Siona allait s'écrier :

— C'est à ce moment-là que j'ai couru vers vous...

Mais un rayon de soleil vint frôler sur la cheminée le Saint-Sébastien entre les chardons bleus.

La tète dolente semblait sourire à ses flèches.

Siona se souvint qu'elle devait écrire à Gilbert et elle prit congé du charmant misogyne.


*
*      *

Fin septembre Siona trouva Mirmans très agité.

— Vous n'avez pas rencontré des larves dans l'escalier ? lui cria-t-il de sa table.

— Quelle larves ?

— Vous n'avez pas remarqué l'odeur spéciale de cette baraque ? Cela fleure les latrines et la crasse des chapelets et la vieille soutane.
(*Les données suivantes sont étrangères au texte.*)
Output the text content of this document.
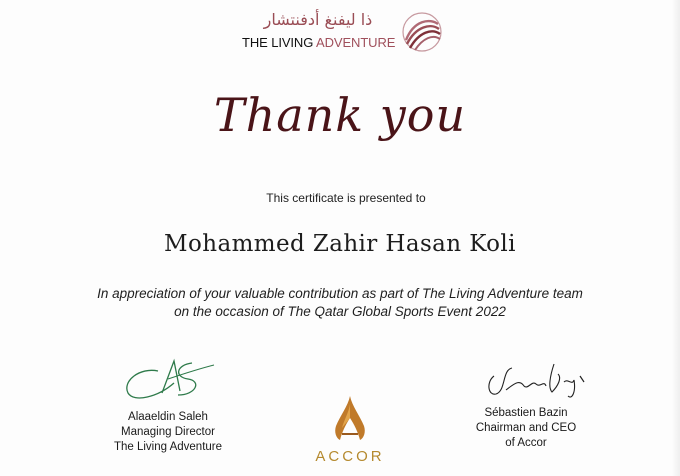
ذا ليفنغ أدفنتشار
THE LIVING ADVENTURE
Thank you
This certificate is presented to
Mohammed Zahir Hasan Koli
In appreciation of your valuable contribution as part of The Living Adventure team
on the occasion of The Qatar Global Sports Event 2022
Alaaeldin Saleh
Managing Director
The Living Adventure
ACCOR
Sébastien Bazin
Chairman and CEO
of Accor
C'est un nid de larves, ici. Seigneur, il doit s'en commettre des péchés du haut en bas de cette lanterne.

Et comme Siona le regardait ahurie.

— Voici plusieurs nuits que je ne dors pas. Il y a à l'étage en dessous une vieille oblate qui est constamment assaillie par le diable. Elle se défend comme elle peut. Elle barricade sa porte avec des meubles. Vous voyez ce raffût ! Le diable pénètre quand même ; elle lui jette ses oreillers, son crucifix, son balai, ses chaises. — Ah ! c'est un beau charivari toute la nuit, et je suis là à de demander : Succombe-t-elle ou ne succombe-t-elle pas ? Encore si elle succombait, je serais tranquille, tandis que si le diable n'arrive pas à ses fins, je ne suis pas sûr du tout qu'il ne soit pas monté chez moi. Car ma table de nuit, depuis deux heures du matin, a dansé la gigue. Seigneur, quelle misère ! Je ne pourrai donc être tranquille nulle part. Je vais être obligé de déménager. Moi qui viens de m'installer à peine.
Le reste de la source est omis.